The only explanation I have at this moment is that the "-2d" graph uses the second RRA, that is actually intended for a week's worth of data. If this is the answer, then how does one influence the relationship between the "-d/w/m/y" settings in the graphing instructions and the intended RRA's? I don't see a connection between the two, so it's probably selected automatically, and most likely (if it's that smart) based on the amount of data points. The first RRA does not have enough so it switches to use the second RRA. Seems plausible, but is this true?

BTW, using "-1w", "-1m" and "-1y" for the other graphs I use, show the same weird results on the tarif "signal.

In the meantime, I have been able to "fix" the graphs without redefining my database by adding a CDEF. Here is what I use for all graphs other than the "1d".

DEF:tarif=$DIR/energy_mon.rrd:tarif:AVERAGE \
CDEF:normaal=tarif,100,GT,200,100,IF \
LINE1:normaal$BLACK_COLOR:"Tarief"

To explain the CDEF, IF the tariff is > 100 (or actually 1=low), set the result to "normaal" which is the high tariff. IF not, set the tariff to "dal" or low.

Your advice to use the background color for tariff is a very good one, and because I can use that on the current database, I have tried that too.
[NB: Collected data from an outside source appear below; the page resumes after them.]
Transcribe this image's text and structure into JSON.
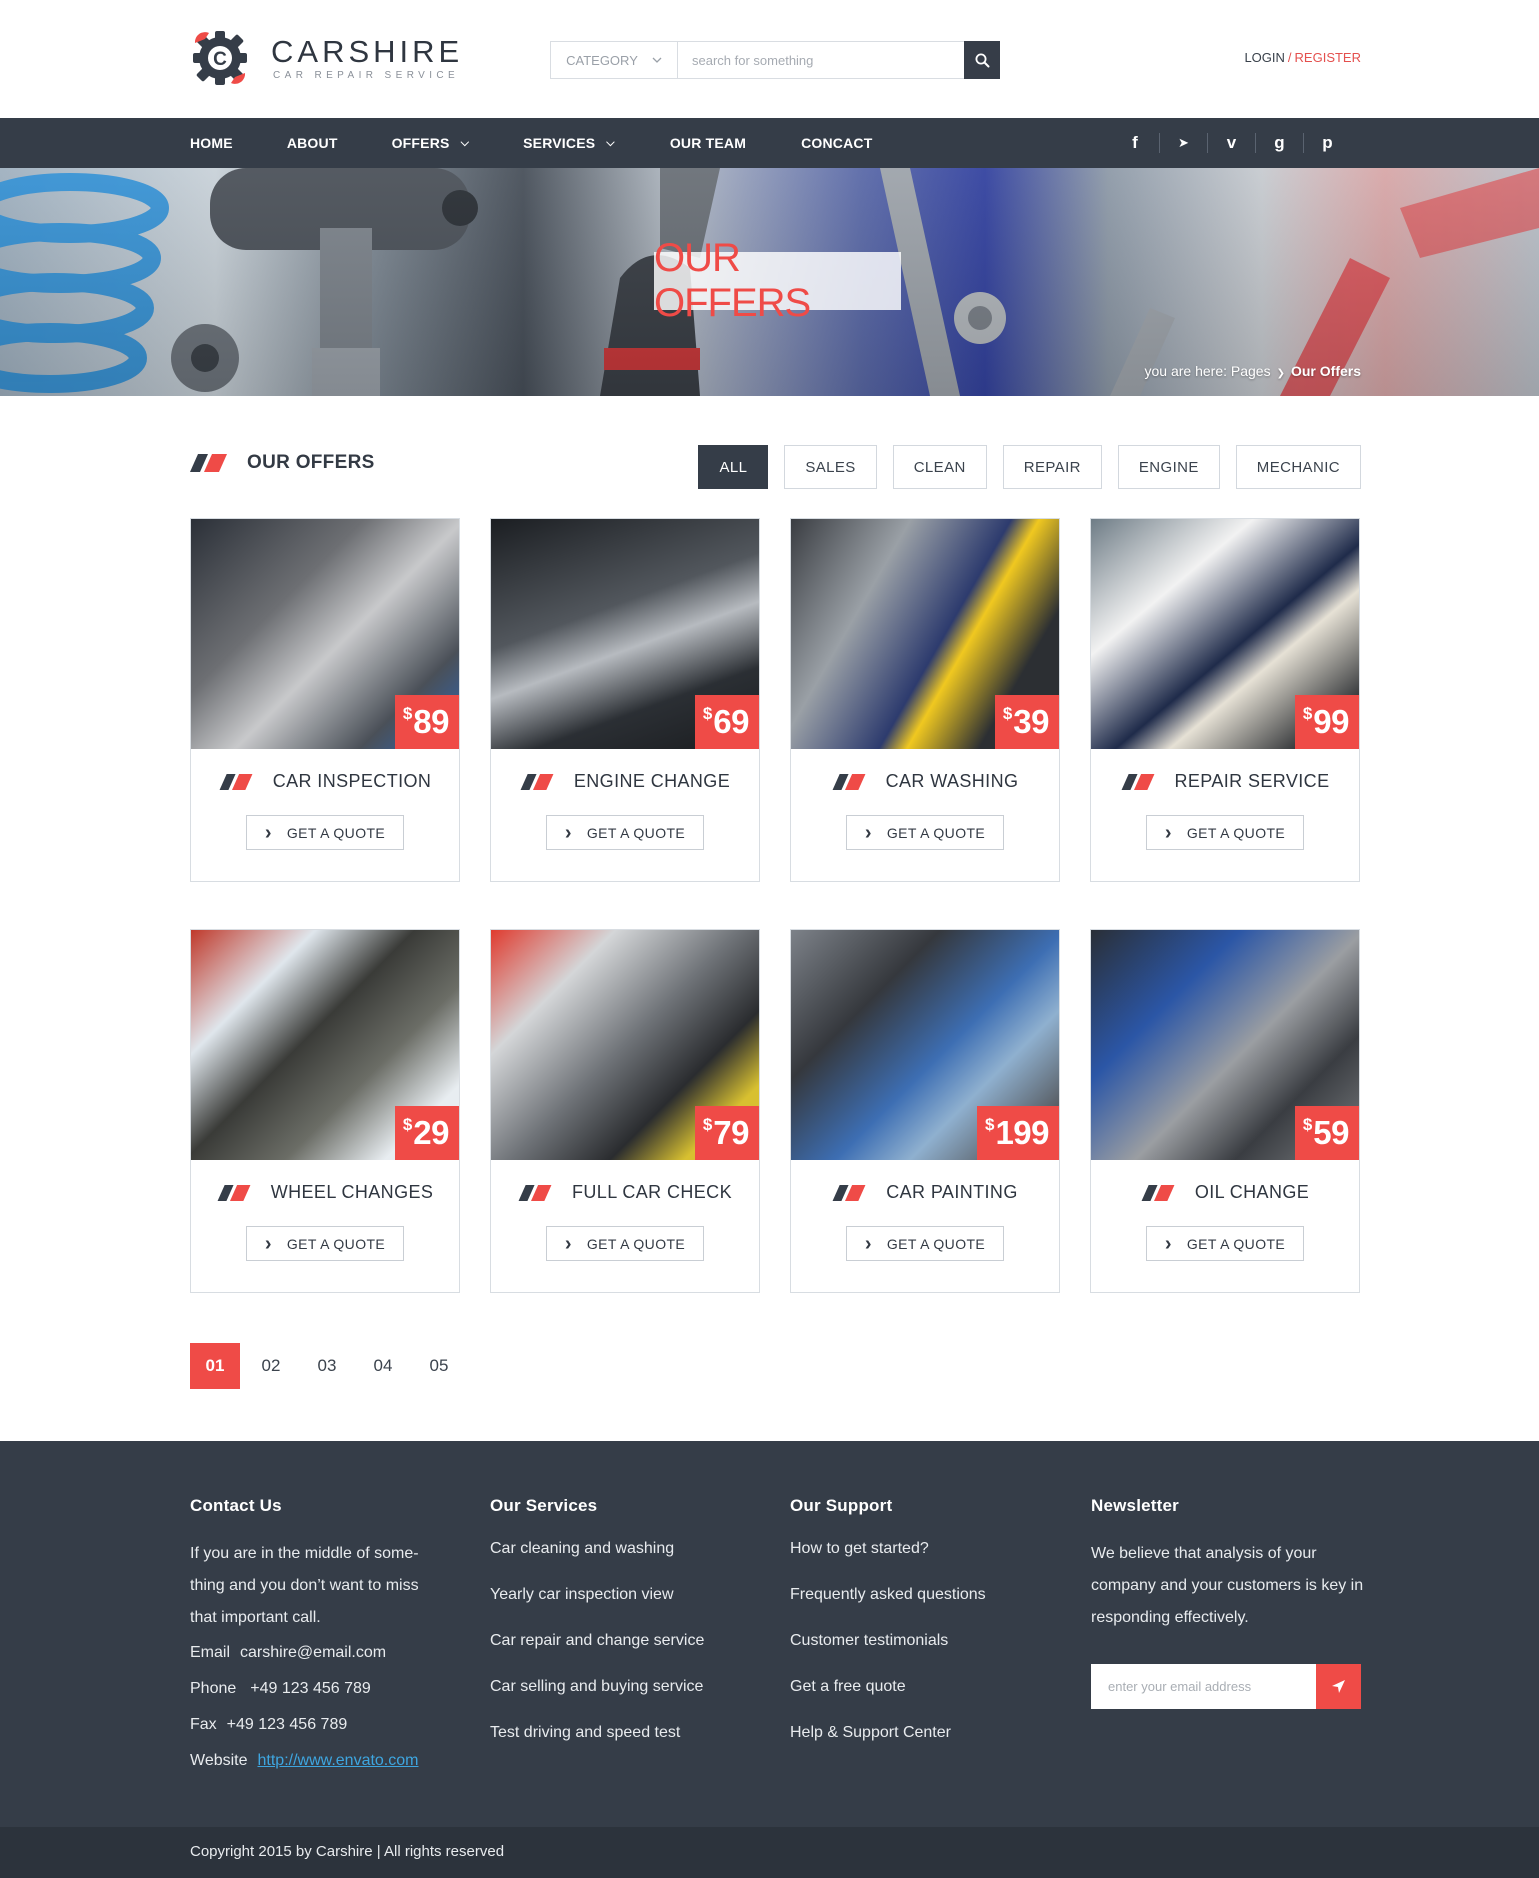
{
  "brand": {
    "name": "CARSHIRE",
    "tagline": "CAR REPAIR SERVICE",
    "letter": "C"
  },
  "search": {
    "category_label": "CATEGORY",
    "placeholder": "search for something"
  },
  "auth": {
    "login": "LOGIN",
    "separator": "/",
    "register": "REGISTER"
  },
  "nav": {
    "items": [
      {
        "label": "HOME",
        "dropdown": false
      },
      {
        "label": "ABOUT",
        "dropdown": false
      },
      {
        "label": "OFFERS",
        "dropdown": true
      },
      {
        "label": "SERVICES",
        "dropdown": true
      },
      {
        "label": "OUR TEAM",
        "dropdown": false
      },
      {
        "label": "CONCACT",
        "dropdown": false
      }
    ],
    "socials": [
      {
        "name": "facebook-icon",
        "glyph": "f"
      },
      {
        "name": "twitter-icon",
        "glyph": "➤"
      },
      {
        "name": "vimeo-icon",
        "glyph": "v"
      },
      {
        "name": "google-plus-icon",
        "glyph": "g"
      },
      {
        "name": "pinterest-icon",
        "glyph": "p"
      }
    ]
  },
  "hero": {
    "title": "OUR OFFERS",
    "breadcrumb_prefix": "you are here: Pages",
    "breadcrumb_current": "Our Offers"
  },
  "section": {
    "title": "OUR OFFERS",
    "filters": [
      {
        "label": "ALL",
        "active": true
      },
      {
        "label": "SALES",
        "active": false
      },
      {
        "label": "CLEAN",
        "active": false
      },
      {
        "label": "REPAIR",
        "active": false
      },
      {
        "label": "ENGINE",
        "active": false
      },
      {
        "label": "MECHANIC",
        "active": false
      }
    ]
  },
  "offers": [
    {
      "title": "CAR INSPECTION",
      "currency": "$",
      "price": "89",
      "button": "GET A QUOTE"
    },
    {
      "title": "ENGINE CHANGE",
      "currency": "$",
      "price": "69",
      "button": "GET A QUOTE"
    },
    {
      "title": "CAR WASHING",
      "currency": "$",
      "price": "39",
      "button": "GET A QUOTE"
    },
    {
      "title": "REPAIR SERVICE",
      "currency": "$",
      "price": "99",
      "button": "GET A QUOTE"
    },
    {
      "title": "WHEEL CHANGES",
      "currency": "$",
      "price": "29",
      "button": "GET A QUOTE"
    },
    {
      "title": "FULL CAR CHECK",
      "currency": "$",
      "price": "79",
      "button": "GET A QUOTE"
    },
    {
      "title": "CAR PAINTING",
      "currency": "$",
      "price": "199",
      "button": "GET A QUOTE"
    },
    {
      "title": "OIL CHANGE",
      "currency": "$",
      "price": "59",
      "button": "GET A QUOTE"
    }
  ],
  "pagination": {
    "pages": [
      "01",
      "02",
      "03",
      "04",
      "05"
    ],
    "active": "01"
  },
  "footer": {
    "contact": {
      "heading": "Contact Us",
      "intro": "If you are in the middle of some-thing and you don’t want to miss that important call.",
      "email_label": "Email",
      "email": "carshire@email.com",
      "phone_label": "Phone",
      "phone": "+49 123 456 789",
      "fax_label": "Fax",
      "fax": "+49 123 456 789",
      "website_label": "Website",
      "website": "http://www.envato.com"
    },
    "services": {
      "heading": "Our Services",
      "items": [
        "Car cleaning and washing",
        "Yearly car inspection view",
        "Car repair and change service",
        "Car selling and buying service",
        "Test driving and speed test"
      ]
    },
    "support": {
      "heading": "Our Support",
      "items": [
        "How to get started?",
        "Frequently asked questions",
        "Customer testimonials",
        "Get a free quote",
        "Help & Support Center"
      ]
    },
    "newsletter": {
      "heading": "Newsletter",
      "text": "We believe that analysis of your company and your customers is key in responding effectively.",
      "placeholder": "enter your email address"
    },
    "copyright": "Copyright 2015 by Carshire | All rights reserved"
  },
  "colors": {
    "accent": "#ef4b47",
    "dark": "#353d48",
    "footer": "#353d48",
    "copyright_bar": "#2c333c"
  }
}
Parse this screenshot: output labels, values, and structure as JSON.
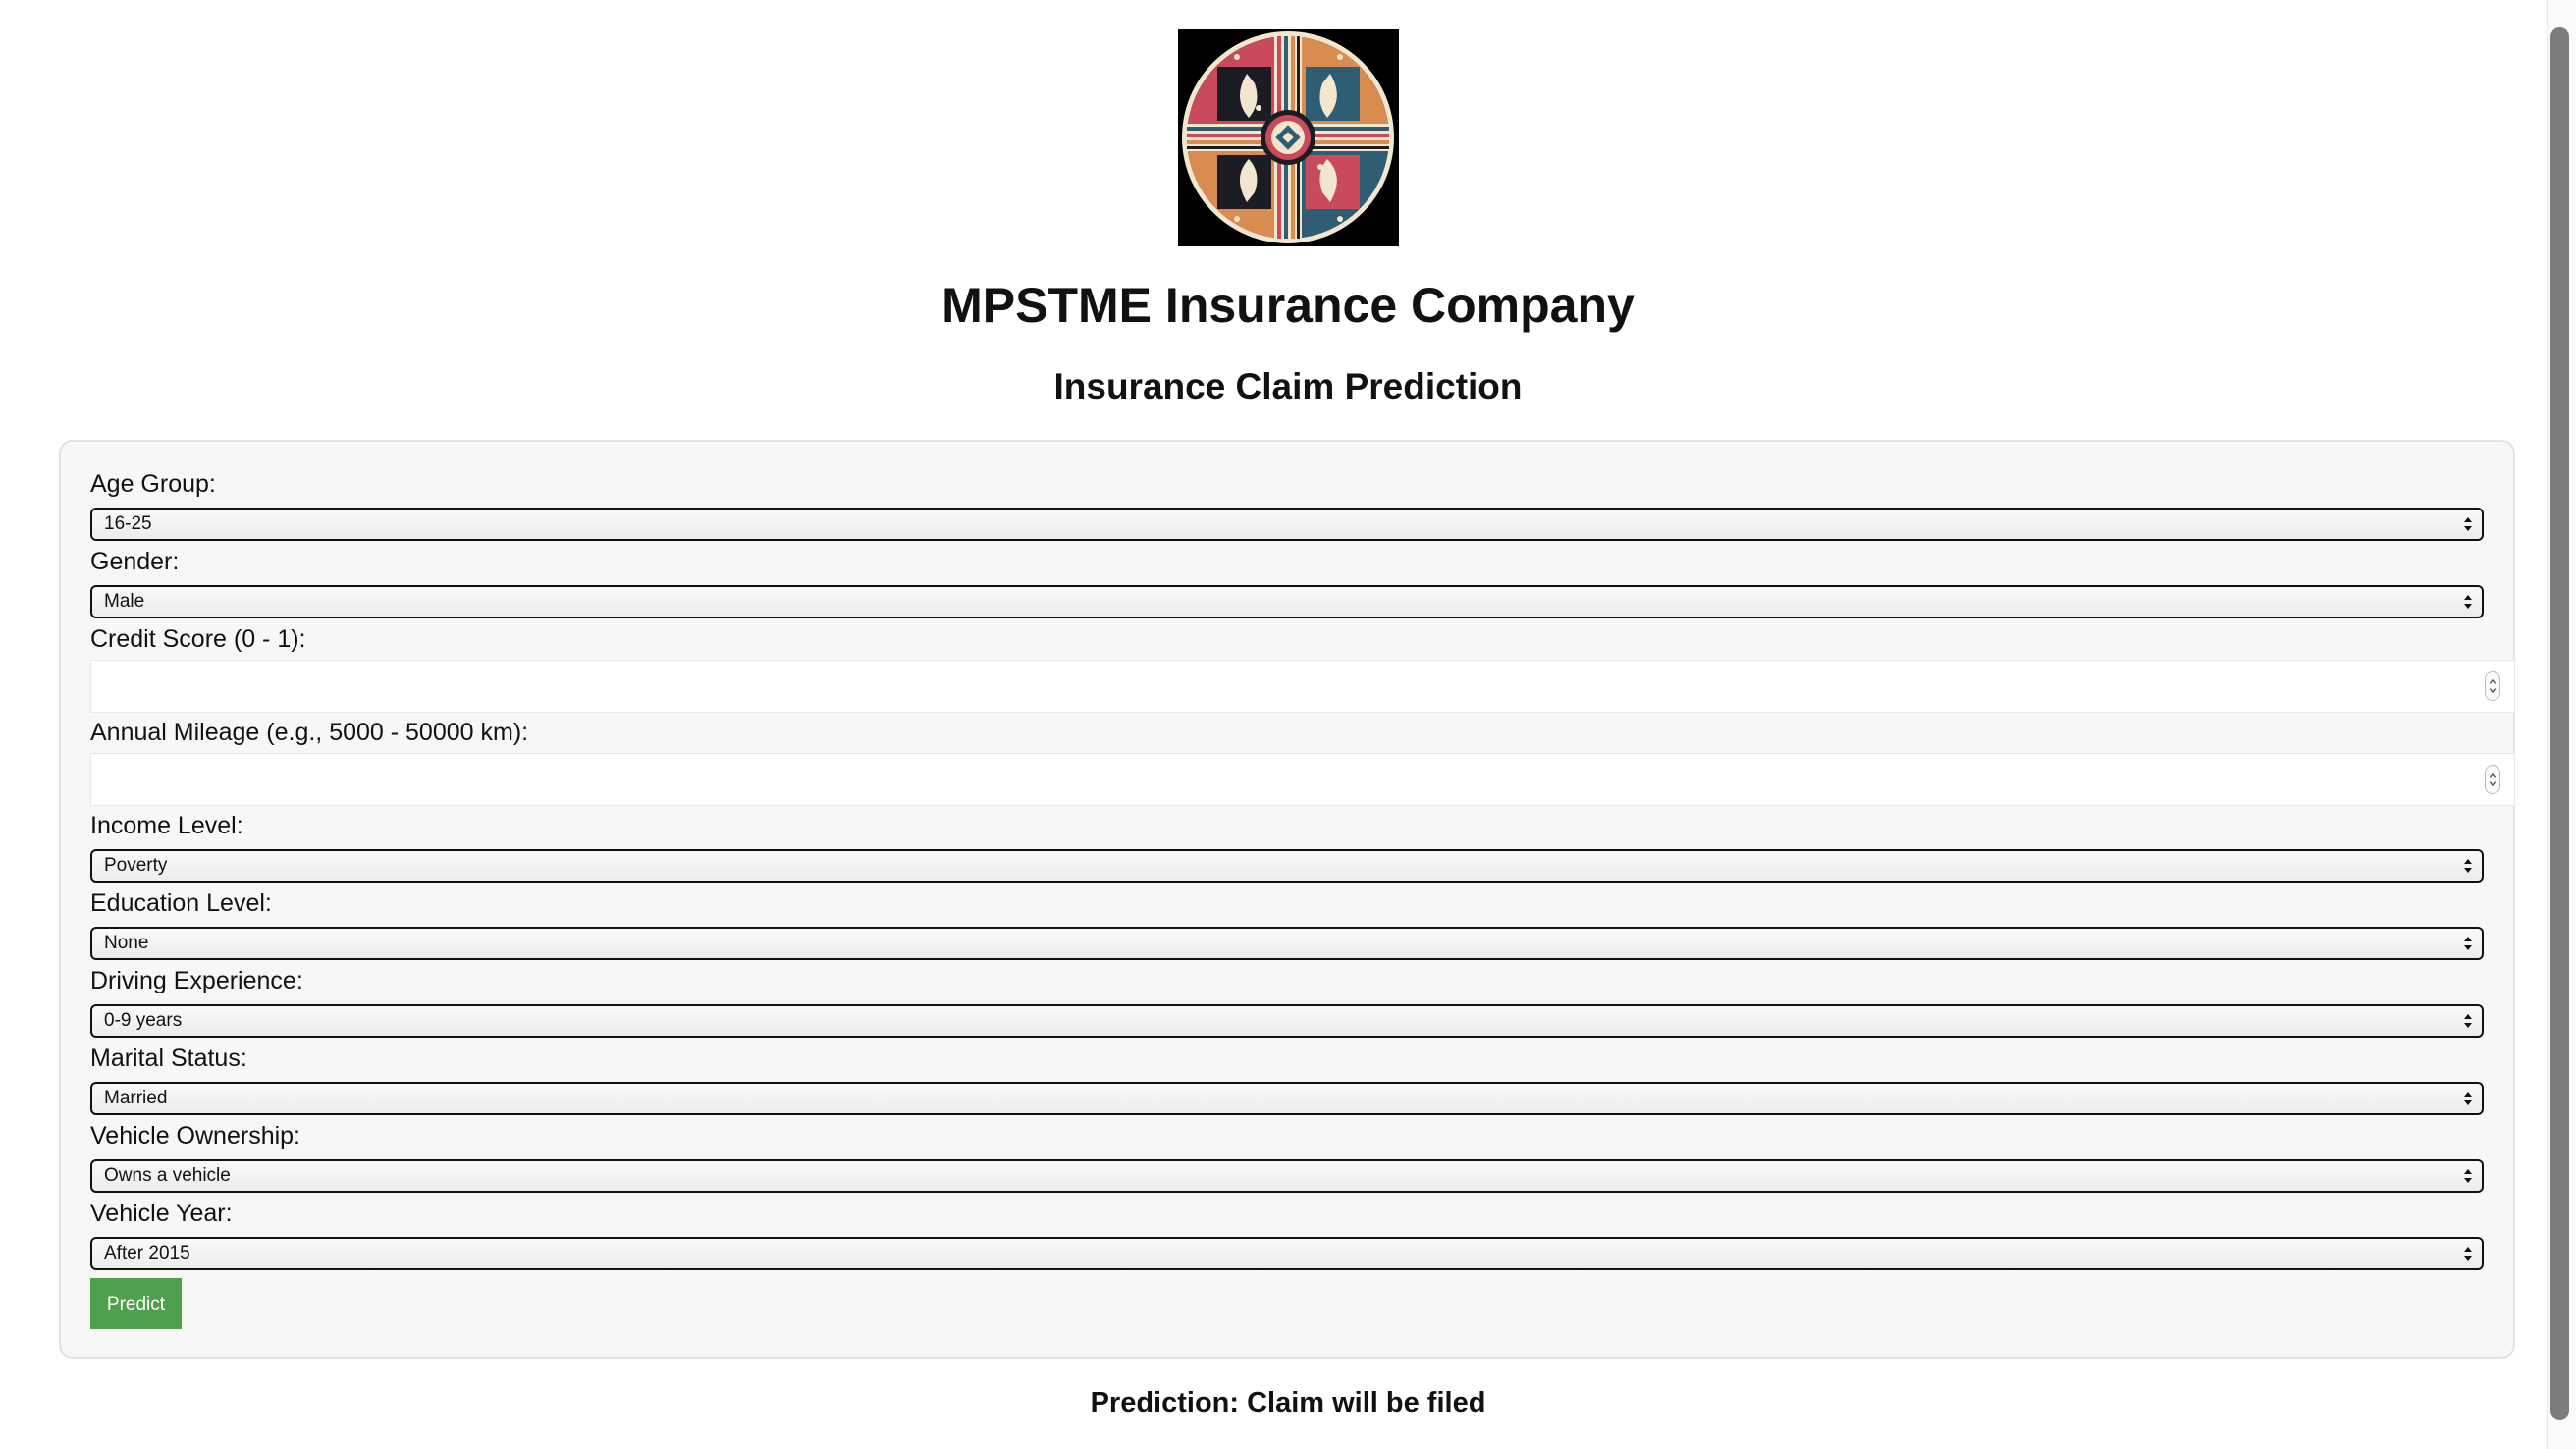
{
  "header": {
    "company_name": "MPSTME Insurance Company",
    "page_subtitle": "Insurance Claim Prediction"
  },
  "logo": {
    "icon": "logo-mandala-icon",
    "colors": [
      "#c94a5a",
      "#2f5d73",
      "#d98c4f",
      "#f3e6cf",
      "#1c1c24"
    ]
  },
  "form": {
    "age_group": {
      "label": "Age Group:",
      "value": "16-25"
    },
    "gender": {
      "label": "Gender:",
      "value": "Male"
    },
    "credit_score": {
      "label": "Credit Score (0 - 1):",
      "value": ""
    },
    "annual_mileage": {
      "label": "Annual Mileage (e.g., 5000 - 50000 km):",
      "value": ""
    },
    "income_level": {
      "label": "Income Level:",
      "value": "Poverty"
    },
    "education_level": {
      "label": "Education Level:",
      "value": "None"
    },
    "driving_experience": {
      "label": "Driving Experience:",
      "value": "0-9 years"
    },
    "marital_status": {
      "label": "Marital Status:",
      "value": "Married"
    },
    "vehicle_ownership": {
      "label": "Vehicle Ownership:",
      "value": "Owns a vehicle"
    },
    "vehicle_year": {
      "label": "Vehicle Year:",
      "value": "After 2015"
    },
    "submit_label": "Predict"
  },
  "result": {
    "text": "Prediction: Claim will be filed"
  },
  "colors": {
    "button_bg": "#4f9f4f",
    "panel_bg": "#f7f7f7",
    "panel_border": "#e2e2e2"
  }
}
So is your MIN/MAX solution, I thought about that earlier but put that off because that will require setting up a new database and filling that with previous data. (which I have in .csv form, and I have gone through that tedious exercise before - Which is why I have the --start in the rddtool create)

But, I would like to get to the bottom of this issue. Do you or anybody else have any more words of wisdom to share or can verify/explain the working of the RRA <==> DEF relationship or selection?